15. A method for treating diabetes and related disorders in a mammal, comprising administering to said mammal an oral formulation comprising at least one insulin sensitizer, glimepiride, and metformin or pharmaceutically active salt or ester thereof,

16. The method according to claim 15, wherein said mammal is human.

17. The method according to claim 15, wherein the method comprises administering to said mammal a daily dose of glimepiride of about 0.5 mg to about 40 mg.

18. The method according to claim 15, wherein the method comprises administering to said mammal a daily dose of said insulin sensitizer of about 2 mg to about 120 mg.

19. The method according to claim 15, wherein the method comprises administering to said mammal a daily dose of metformin, or pharmaceutically active salt or ester thereof, of about 500 mg to about 5000 mg.

20. The method according to claim 15, wherein the oral formulation comprises sustained-release or extended-release metformin hydrochloride.

21. The method according to claim 15, wherein the insulin sensitizer is a glitazone.

22. The method according to claim 21, wherein said glitazone is pioglitazone.

23. The method according to claim 21, wherein said glitazone is rosiglitazone.

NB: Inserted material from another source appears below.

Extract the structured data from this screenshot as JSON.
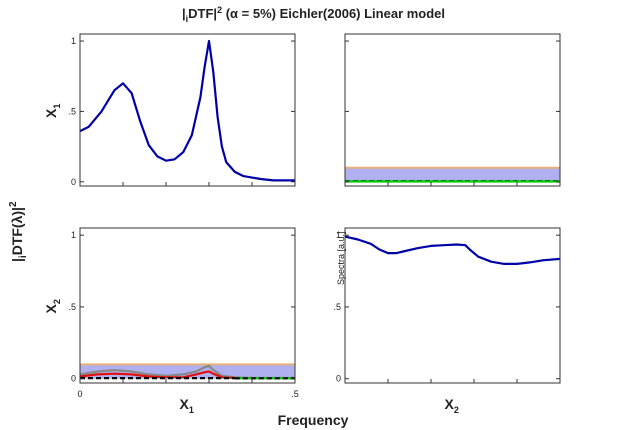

24. The method according to claim 15, wherein said metformin or pharmaceutically active salt or ester thereof is metformin HCl.

25. A method for treating diabetes and related disorders in a mammal, comprising administering to said mammal an oral formulation comprising pioglitazone, glimepiride, and metformin HCl.

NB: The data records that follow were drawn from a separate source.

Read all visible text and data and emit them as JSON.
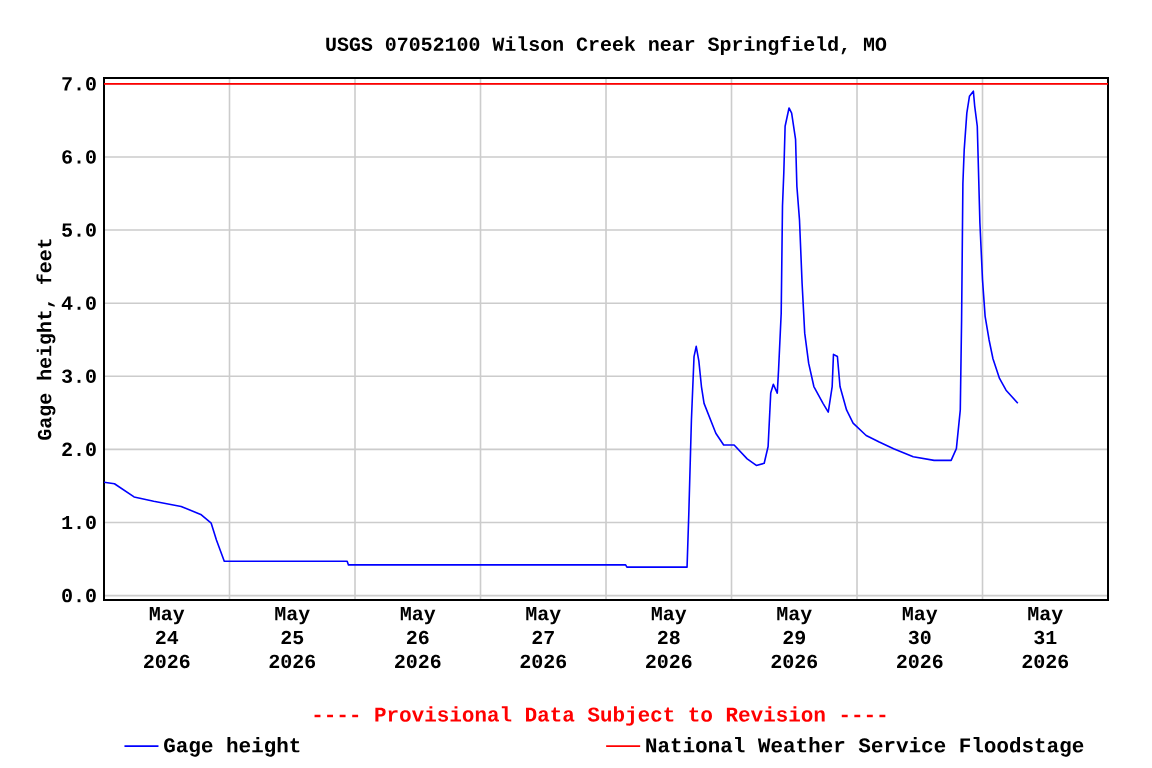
{
  "chart_data": {
    "type": "line",
    "title": "USGS 07052100 Wilson Creek near Springfield, MO",
    "ylabel": "Gage height, feet",
    "xlim": [
      "2026-05-24T00:00",
      "2026-06-01T00:00"
    ],
    "ylim": [
      -0.06,
      7.08
    ],
    "xticks": [
      {
        "value": "2026-05-25T00:00",
        "label": null
      },
      {
        "value": "2026-05-26T00:00",
        "label": null
      },
      {
        "value": "2026-05-27T00:00",
        "label": null
      },
      {
        "value": "2026-05-28T00:00",
        "label": null
      },
      {
        "value": "2026-05-29T00:00",
        "label": null
      },
      {
        "value": "2026-05-30T00:00",
        "label": null
      },
      {
        "value": "2026-05-31T00:00",
        "label": null
      },
      {
        "value": "2026-05-24T12:00",
        "label": "May 24 2026"
      },
      {
        "value": "2026-05-25T12:00",
        "label": "May 25 2026"
      },
      {
        "value": "2026-05-26T12:00",
        "label": "May 26 2026"
      },
      {
        "value": "2026-05-27T12:00",
        "label": "May 27 2026"
      },
      {
        "value": "2026-05-28T12:00",
        "label": "May 28 2026"
      },
      {
        "value": "2026-05-29T12:00",
        "label": "May 29 2026"
      },
      {
        "value": "2026-05-30T12:00",
        "label": "May 30 2026"
      },
      {
        "value": "2026-05-31T12:00",
        "label": "May 31 2026"
      }
    ],
    "yticks": [
      {
        "value": 0,
        "label": "0.0"
      },
      {
        "value": 1,
        "label": "1.0"
      },
      {
        "value": 2,
        "label": "2.0"
      },
      {
        "value": 3,
        "label": "3.0"
      },
      {
        "value": 4,
        "label": "4.0"
      },
      {
        "value": 5,
        "label": "5.0"
      },
      {
        "value": 6,
        "label": "6.0"
      },
      {
        "value": 7,
        "label": "7.0"
      }
    ],
    "grid": true,
    "legend": "bottom",
    "annotations": [
      "---- Provisional Data Subject to Revision ----"
    ],
    "ref_lines": [
      {
        "axis": "y",
        "value": 7.0,
        "label": "National Weather Service Floodstage",
        "color": "#ff0000"
      }
    ],
    "series": [
      {
        "name": "Gage height",
        "color": "#0000ff",
        "x": [
          "2026-05-24T00:00",
          "2026-05-24T02:00",
          "2026-05-24T05:45",
          "2026-05-24T09:30",
          "2026-05-24T14:45",
          "2026-05-24T18:30",
          "2026-05-24T20:30",
          "2026-05-24T21:30",
          "2026-05-24T23:00",
          "2026-05-25T22:30",
          "2026-05-25T22:45",
          "2026-05-28T03:45",
          "2026-05-28T04:00",
          "2026-05-28T15:30",
          "2026-05-28T15:50",
          "2026-05-28T16:20",
          "2026-05-28T16:50",
          "2026-05-28T17:15",
          "2026-05-28T17:45",
          "2026-05-28T18:15",
          "2026-05-28T18:45",
          "2026-05-28T21:00",
          "2026-05-28T22:30",
          "2026-05-29T00:30",
          "2026-05-29T03:00",
          "2026-05-29T04:45",
          "2026-05-29T06:15",
          "2026-05-29T07:00",
          "2026-05-29T07:30",
          "2026-05-29T08:00",
          "2026-05-29T08:45",
          "2026-05-29T09:00",
          "2026-05-29T09:30",
          "2026-05-29T09:45",
          "2026-05-29T10:00",
          "2026-05-29T10:15",
          "2026-05-29T11:00",
          "2026-05-29T11:30",
          "2026-05-29T12:15",
          "2026-05-29T12:30",
          "2026-05-29T13:00",
          "2026-05-29T13:30",
          "2026-05-29T14:00",
          "2026-05-29T14:45",
          "2026-05-29T15:45",
          "2026-05-29T17:30",
          "2026-05-29T18:30",
          "2026-05-29T19:15",
          "2026-05-29T19:30",
          "2026-05-29T20:15",
          "2026-05-29T20:45",
          "2026-05-29T22:00",
          "2026-05-29T23:15",
          "2026-05-30T01:45",
          "2026-05-30T04:15",
          "2026-05-30T07:00",
          "2026-05-30T10:45",
          "2026-05-30T14:45",
          "2026-05-30T18:00",
          "2026-05-30T19:00",
          "2026-05-30T19:45",
          "2026-05-30T20:00",
          "2026-05-30T20:15",
          "2026-05-30T20:30",
          "2026-05-30T21:00",
          "2026-05-30T21:30",
          "2026-05-30T22:15",
          "2026-05-30T22:30",
          "2026-05-30T23:00",
          "2026-05-30T23:30",
          "2026-05-31T00:00",
          "2026-05-31T00:30",
          "2026-05-31T01:15",
          "2026-05-31T02:00",
          "2026-05-31T03:15",
          "2026-05-31T04:30",
          "2026-05-31T06:45"
        ],
        "values": [
          1.55,
          1.53,
          1.35,
          1.29,
          1.22,
          1.11,
          0.99,
          0.76,
          0.47,
          0.47,
          0.42,
          0.42,
          0.39,
          0.39,
          1.12,
          2.4,
          3.27,
          3.41,
          3.21,
          2.86,
          2.63,
          2.22,
          2.06,
          2.06,
          1.87,
          1.78,
          1.81,
          2.04,
          2.77,
          2.89,
          2.77,
          3.09,
          3.86,
          5.33,
          5.78,
          6.42,
          6.67,
          6.6,
          6.24,
          5.6,
          5.14,
          4.27,
          3.59,
          3.18,
          2.86,
          2.63,
          2.51,
          2.86,
          3.3,
          3.27,
          2.86,
          2.54,
          2.36,
          2.19,
          2.1,
          2.01,
          1.9,
          1.85,
          1.85,
          2.01,
          2.54,
          3.77,
          5.64,
          6.1,
          6.6,
          6.83,
          6.9,
          6.7,
          6.42,
          5.1,
          4.32,
          3.82,
          3.5,
          3.24,
          2.97,
          2.81,
          2.63
        ]
      }
    ]
  }
}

26. The method of claim 25, wherein said pioglitazone is present in said oral formulation in an amount of about 2 mg to about 120 mg.

27. The method of claim 26, wherein said pioglitazone is present in said oral formulation in an amount of about 15 mg.

28. The method of claim 25, wherein said glimepiride is present in said oral formulation in an amount of about 0.5 mg to about 40 mg.

29. The method of claim 28, wherein said glimepiride is present in said oral formulation in an amount of about 2 mg.

30. The method of claim 25, wherein said metformin HCl is present in said oral formulation in an amount of about 500 mg to about 5000 mg.

31. The method of claim 25, wherein said metformin HCl is present in said oral formulation in an amount of about 500 mg to about 850 mg.

32. The method of claim 25, wherein said metformin HCl is present in said oral formulation in an amount of about 500 mg.

33. The method of claim 25, wherein said metformin HCl is present in said oral formulation in an amount of about 850 mg.

34. The method of claim 25, wherein the oral formulation comprises sustained-release or extended-release metformin hydrochloride.

35. The method of claim 25, wherein said mammal is a human.

36. A method for treating diabetes and related disorders in a mammal, comprising administering to said mammal the pharmaceutical formulation of claim 1.

37. The method of claim 36, wherein said mammal is a human.